Understanding Cat Body Language

by Dr. Noelle Weeks, Veterinarian, Veterinary Resource Center of the Humane Society of Harrisburg Area  

Reading cat body language depends on not only observing the cat’s body cues but also observing the surroundings where the body cues are happening.   The physical cues can have different meanings based on the context in which they are observed.  A cat uses body position, tail position, ears, eyes, whiskers and vocalization to communicate. 

Body posture.  A cat willing to positively interact will have a neutral body and face you.  A scared or stressed cat may try to puff up and arch their back or shrink into a small ball.

Tail.  A high tail often means the cat is happy and confident, even friendly; sometimes the tail may quiver.  A low tail could be a sign of anxiety or fear.  When a cat is flicking the tail, the cat is usually agitated and upset; this is a sign to not interact with the cat.

Ears.  If a cat’s ears are high and erect and facing forward, the cat is alert, calm and confident.  As the cat becomes stressed, fearful or upset, the ears will turn to the side and back.  A cat with flattened ears is a cat to avoid.

Eyes. When looking at cat eyes, it is important to look at pupil size.  It is important to interpret eye cues with other body cues to understand your cat’s behavior.  When a cat’s pupils are dilated, large black center, the message is only that the cat is stimulated; this could mean stimulated to play or stimulated in fear or aggression.  If a cat’s pupils are constricted, it could indicate aggression, high play arousal or be due to bright light.

Whiskers. If the whiskers are tight against the face, the cat is communicating fear and/or aggression.

Vocalization.  Cats can make a lot of noises.  Trills and purrs are generally associated with positive feelings; however, cats can purr during times of stress or pain.  Cats can chirp or meow when they are either excited or frustrated.  But a growl, a hiss, or a yowl are indications from the cat that they are feeling threatened and need you to back off.

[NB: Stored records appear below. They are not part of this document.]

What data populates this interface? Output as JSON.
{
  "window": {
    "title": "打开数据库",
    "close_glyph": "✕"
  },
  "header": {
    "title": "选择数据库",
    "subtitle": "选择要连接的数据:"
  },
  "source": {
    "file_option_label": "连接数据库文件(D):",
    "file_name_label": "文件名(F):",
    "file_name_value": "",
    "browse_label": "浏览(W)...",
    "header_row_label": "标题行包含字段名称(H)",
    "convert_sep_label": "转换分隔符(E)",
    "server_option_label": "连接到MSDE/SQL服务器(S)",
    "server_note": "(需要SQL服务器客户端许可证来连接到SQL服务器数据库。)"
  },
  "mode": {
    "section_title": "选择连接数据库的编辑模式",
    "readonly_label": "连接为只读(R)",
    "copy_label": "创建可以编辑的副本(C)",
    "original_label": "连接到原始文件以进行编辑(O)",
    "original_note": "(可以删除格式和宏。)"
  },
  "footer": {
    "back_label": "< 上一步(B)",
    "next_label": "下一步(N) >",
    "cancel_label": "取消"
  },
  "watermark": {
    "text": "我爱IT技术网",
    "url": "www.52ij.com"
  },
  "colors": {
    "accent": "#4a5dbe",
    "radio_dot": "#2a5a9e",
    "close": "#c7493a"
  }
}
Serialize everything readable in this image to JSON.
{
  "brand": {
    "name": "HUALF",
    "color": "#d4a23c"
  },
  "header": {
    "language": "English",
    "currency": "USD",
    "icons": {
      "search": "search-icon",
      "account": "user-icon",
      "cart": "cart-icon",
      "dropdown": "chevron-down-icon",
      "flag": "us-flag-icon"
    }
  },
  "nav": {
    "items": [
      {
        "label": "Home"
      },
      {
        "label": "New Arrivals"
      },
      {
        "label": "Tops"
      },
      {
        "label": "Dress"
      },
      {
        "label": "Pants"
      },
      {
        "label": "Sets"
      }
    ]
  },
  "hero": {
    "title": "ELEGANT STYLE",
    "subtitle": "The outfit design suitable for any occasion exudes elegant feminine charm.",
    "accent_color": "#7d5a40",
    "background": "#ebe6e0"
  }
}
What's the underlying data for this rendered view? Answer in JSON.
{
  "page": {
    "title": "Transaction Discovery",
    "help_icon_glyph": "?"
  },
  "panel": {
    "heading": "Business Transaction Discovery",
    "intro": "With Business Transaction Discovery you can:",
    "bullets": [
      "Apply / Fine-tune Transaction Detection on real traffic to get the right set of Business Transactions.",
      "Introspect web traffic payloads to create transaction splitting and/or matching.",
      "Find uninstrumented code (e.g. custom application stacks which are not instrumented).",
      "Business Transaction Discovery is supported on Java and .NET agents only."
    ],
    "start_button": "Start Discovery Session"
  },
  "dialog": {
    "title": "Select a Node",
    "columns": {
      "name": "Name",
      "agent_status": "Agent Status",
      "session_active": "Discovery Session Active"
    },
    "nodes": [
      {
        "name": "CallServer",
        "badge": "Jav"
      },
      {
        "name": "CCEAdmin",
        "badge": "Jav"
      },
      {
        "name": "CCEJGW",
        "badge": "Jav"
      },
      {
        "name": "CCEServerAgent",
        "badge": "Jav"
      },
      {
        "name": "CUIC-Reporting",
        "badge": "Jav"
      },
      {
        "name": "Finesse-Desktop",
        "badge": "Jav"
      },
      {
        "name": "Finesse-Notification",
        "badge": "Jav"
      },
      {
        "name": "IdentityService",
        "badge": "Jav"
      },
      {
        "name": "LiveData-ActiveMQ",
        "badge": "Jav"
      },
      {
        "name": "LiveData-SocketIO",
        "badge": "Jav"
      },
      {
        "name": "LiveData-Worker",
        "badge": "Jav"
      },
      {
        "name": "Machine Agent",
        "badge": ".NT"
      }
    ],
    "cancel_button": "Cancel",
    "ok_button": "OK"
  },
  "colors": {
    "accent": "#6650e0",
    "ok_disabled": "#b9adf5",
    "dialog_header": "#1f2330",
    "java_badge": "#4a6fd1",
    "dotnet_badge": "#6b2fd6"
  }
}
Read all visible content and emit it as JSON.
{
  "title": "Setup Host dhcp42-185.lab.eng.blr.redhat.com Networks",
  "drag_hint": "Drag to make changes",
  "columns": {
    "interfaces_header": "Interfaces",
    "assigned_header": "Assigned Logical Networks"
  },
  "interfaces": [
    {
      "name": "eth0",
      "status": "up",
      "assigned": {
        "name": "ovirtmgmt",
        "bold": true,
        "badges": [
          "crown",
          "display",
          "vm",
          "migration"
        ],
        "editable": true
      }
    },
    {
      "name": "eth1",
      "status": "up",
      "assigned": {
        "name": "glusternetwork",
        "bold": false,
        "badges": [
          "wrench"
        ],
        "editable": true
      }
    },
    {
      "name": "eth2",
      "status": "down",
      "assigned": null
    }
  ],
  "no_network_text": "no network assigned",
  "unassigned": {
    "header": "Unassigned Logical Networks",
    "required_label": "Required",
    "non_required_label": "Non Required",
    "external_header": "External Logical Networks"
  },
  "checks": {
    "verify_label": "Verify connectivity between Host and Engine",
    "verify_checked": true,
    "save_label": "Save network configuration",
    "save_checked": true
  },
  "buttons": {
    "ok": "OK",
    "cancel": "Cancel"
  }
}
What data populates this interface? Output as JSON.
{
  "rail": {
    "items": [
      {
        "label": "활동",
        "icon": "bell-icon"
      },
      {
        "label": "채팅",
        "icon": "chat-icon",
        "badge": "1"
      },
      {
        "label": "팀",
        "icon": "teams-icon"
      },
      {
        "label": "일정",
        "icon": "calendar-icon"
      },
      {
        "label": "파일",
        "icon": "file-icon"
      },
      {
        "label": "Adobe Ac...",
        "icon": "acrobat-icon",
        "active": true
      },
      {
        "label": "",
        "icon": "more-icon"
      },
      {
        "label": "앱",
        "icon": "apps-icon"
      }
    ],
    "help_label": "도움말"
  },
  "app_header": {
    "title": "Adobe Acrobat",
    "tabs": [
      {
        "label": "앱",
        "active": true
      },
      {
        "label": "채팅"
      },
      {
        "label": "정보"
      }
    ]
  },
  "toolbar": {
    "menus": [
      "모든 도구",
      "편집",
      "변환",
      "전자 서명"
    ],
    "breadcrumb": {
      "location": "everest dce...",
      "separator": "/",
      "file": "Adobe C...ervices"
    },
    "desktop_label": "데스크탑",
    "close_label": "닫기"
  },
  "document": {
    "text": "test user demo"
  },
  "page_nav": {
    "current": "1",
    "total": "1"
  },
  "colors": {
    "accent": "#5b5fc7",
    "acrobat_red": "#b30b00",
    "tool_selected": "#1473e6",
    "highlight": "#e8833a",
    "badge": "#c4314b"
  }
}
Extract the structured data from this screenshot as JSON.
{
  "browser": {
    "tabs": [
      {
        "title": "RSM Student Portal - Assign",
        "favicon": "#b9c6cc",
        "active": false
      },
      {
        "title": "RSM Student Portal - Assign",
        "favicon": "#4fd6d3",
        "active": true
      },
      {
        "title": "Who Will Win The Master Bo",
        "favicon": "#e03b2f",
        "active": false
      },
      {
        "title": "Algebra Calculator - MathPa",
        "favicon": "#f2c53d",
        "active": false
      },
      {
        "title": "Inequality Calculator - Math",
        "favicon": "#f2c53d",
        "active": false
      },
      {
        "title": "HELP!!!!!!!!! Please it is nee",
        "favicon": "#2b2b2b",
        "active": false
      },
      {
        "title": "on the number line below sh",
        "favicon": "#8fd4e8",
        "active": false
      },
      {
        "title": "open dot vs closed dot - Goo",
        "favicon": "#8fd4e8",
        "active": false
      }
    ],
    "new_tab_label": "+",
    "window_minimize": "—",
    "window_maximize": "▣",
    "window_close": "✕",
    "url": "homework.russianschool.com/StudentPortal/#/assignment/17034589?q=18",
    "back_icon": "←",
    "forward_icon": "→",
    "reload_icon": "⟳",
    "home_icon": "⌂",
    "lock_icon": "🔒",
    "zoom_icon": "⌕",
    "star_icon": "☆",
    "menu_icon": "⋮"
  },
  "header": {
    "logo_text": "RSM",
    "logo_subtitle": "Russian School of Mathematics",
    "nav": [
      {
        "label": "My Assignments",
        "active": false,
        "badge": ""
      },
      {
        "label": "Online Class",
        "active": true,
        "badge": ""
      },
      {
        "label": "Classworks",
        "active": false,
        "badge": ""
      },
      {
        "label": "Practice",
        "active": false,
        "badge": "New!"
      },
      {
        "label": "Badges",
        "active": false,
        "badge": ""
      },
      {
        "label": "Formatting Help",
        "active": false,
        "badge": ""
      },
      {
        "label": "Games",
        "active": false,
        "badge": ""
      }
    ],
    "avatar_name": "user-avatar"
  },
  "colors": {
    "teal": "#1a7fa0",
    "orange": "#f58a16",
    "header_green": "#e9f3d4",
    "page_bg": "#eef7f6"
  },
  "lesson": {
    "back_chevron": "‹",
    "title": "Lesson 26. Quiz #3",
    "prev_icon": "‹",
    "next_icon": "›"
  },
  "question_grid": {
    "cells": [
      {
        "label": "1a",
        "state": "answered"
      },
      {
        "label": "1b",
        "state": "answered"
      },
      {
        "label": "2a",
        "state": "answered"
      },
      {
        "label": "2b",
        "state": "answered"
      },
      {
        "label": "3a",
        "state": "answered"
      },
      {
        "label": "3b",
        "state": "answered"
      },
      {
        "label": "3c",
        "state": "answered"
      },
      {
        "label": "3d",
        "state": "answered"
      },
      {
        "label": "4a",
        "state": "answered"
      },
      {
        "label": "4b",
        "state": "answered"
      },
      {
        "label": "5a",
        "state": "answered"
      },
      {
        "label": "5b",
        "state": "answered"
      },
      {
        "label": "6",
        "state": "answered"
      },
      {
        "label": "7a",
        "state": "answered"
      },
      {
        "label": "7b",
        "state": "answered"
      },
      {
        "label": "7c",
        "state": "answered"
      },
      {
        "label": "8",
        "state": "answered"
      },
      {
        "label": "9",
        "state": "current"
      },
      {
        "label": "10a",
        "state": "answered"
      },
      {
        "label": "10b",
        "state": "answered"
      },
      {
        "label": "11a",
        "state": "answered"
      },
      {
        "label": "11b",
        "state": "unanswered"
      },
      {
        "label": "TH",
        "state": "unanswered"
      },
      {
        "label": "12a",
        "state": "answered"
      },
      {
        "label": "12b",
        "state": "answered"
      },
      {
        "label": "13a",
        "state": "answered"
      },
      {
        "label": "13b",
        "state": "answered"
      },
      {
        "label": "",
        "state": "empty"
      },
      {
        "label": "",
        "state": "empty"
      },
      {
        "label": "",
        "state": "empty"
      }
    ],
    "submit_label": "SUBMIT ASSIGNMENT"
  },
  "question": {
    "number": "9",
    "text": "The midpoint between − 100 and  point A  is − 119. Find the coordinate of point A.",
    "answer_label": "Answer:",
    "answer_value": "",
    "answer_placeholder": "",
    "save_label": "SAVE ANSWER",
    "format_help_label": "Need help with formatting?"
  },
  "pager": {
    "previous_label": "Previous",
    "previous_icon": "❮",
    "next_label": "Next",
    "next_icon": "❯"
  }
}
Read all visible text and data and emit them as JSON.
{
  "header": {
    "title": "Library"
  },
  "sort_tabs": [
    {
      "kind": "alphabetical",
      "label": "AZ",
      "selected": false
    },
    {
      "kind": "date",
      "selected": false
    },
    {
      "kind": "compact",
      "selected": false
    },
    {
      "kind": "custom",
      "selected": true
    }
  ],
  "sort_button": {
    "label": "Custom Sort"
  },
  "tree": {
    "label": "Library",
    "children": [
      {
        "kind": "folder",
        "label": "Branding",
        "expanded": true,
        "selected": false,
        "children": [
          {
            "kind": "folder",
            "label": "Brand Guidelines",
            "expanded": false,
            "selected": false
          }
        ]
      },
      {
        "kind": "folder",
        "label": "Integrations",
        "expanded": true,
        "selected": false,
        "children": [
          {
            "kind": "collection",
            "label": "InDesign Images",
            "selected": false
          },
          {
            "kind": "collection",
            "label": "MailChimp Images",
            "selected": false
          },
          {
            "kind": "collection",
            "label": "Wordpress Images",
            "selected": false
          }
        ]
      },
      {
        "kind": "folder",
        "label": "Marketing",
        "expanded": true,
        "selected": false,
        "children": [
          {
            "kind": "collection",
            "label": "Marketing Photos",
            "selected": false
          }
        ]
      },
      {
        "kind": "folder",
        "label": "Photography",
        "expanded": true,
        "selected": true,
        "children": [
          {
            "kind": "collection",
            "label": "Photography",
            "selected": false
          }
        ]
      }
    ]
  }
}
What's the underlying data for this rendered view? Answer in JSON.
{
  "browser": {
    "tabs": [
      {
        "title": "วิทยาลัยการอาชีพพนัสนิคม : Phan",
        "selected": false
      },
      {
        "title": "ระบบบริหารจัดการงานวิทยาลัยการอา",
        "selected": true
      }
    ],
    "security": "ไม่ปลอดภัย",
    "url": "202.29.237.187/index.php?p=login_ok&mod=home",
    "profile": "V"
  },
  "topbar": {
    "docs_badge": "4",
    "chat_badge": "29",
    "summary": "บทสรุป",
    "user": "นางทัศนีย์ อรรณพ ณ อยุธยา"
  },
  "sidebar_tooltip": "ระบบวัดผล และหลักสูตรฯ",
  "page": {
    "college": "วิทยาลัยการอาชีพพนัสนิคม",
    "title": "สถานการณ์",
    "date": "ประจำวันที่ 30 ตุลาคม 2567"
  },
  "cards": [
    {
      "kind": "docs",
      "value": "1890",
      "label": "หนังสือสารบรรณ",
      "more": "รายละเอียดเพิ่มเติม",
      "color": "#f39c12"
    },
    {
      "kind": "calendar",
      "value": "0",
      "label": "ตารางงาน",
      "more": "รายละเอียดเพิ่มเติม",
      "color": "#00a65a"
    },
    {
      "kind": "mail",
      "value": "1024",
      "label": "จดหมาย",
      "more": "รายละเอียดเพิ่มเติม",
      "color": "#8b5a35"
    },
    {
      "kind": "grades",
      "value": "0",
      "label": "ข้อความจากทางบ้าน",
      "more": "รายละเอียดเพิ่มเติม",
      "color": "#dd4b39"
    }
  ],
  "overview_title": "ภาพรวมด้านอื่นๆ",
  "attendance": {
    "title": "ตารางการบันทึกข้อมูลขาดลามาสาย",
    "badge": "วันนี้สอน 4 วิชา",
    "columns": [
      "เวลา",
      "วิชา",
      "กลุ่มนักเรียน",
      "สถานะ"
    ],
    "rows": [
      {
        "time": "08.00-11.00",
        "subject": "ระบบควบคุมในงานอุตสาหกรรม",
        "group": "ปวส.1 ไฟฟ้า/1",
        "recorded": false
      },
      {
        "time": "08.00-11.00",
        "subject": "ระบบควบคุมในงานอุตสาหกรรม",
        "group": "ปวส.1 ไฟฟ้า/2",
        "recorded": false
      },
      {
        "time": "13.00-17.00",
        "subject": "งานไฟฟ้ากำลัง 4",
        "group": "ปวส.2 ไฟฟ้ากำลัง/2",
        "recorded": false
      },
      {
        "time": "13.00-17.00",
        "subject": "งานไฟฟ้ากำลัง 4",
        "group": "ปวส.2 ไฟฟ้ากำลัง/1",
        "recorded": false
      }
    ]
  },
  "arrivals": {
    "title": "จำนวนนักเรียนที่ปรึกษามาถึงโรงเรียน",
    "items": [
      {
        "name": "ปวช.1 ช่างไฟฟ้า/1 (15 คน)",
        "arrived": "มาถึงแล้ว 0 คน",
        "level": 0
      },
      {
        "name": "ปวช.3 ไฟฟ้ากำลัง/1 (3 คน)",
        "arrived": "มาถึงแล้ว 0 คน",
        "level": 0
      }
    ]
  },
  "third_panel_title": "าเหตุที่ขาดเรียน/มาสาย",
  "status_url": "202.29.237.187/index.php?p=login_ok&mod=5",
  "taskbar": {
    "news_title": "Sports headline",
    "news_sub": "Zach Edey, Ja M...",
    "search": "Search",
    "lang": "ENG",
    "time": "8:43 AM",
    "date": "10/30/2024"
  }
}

Listed below are some combined physical cues which communicate your cat’s mood:

Content: Sitting or lying down, eyes half-closed, pupils narrowed, tail mostly still, ears forward and purring—a really happy cat will often knead on a soft surface.

Playful: Ears forward, tail up, whiskers forward and pupils somewhat dilated—playing is hunting behavior; your cat may stalk their prey (a toy, a housemate or you), then crouch down with their rear end slightly raised. A little wiggle of the butt, then…pounce! Your cat will grab their prey, bite it, wrestle it the floor and kick it with their hind feet: Their toy is now dead.

Irritated or over-stimulated: Pupils dilated, ears turned back and tail twitching or waving—your cat may growl or put their teeth on you as a warning to cease and desist. Intense play can quickly turn into overstimulation in some cats, resulting in biting and scratching.

Nervous or anxious: Ears sideways or back, pupils dilated and tail low or tucked between legs—your cat may slink through the house close to the floor, looking for somewhere to hide. They may turn their face to the wall to shut the world out.

Frightened or startled: Think Halloween cat—ears back and flat against their head, whiskers back, back arched, fur standing on end and tail erect or low. They may yowl, growl, hiss and spit.

Defensive: Crouched, ears flattened, whiskers back, tail between their legs or wrapped around their body, and pupils dilated—they may meow loudly, growl, hiss and spit.

Angry, aggressive: Ears back, pupils very constricted, and their tail may be up or down with the fur standing on end—an aggressive cat will stare down another cat and growl or yowl until the other cat gives way. Cats don’t really want to fight; they prefer standoffs, but this can progress to fighting if one of the cats doesn’t back down.

Paying attention to your cat’s body language will help you understand and develop a better relationship with your feline friend!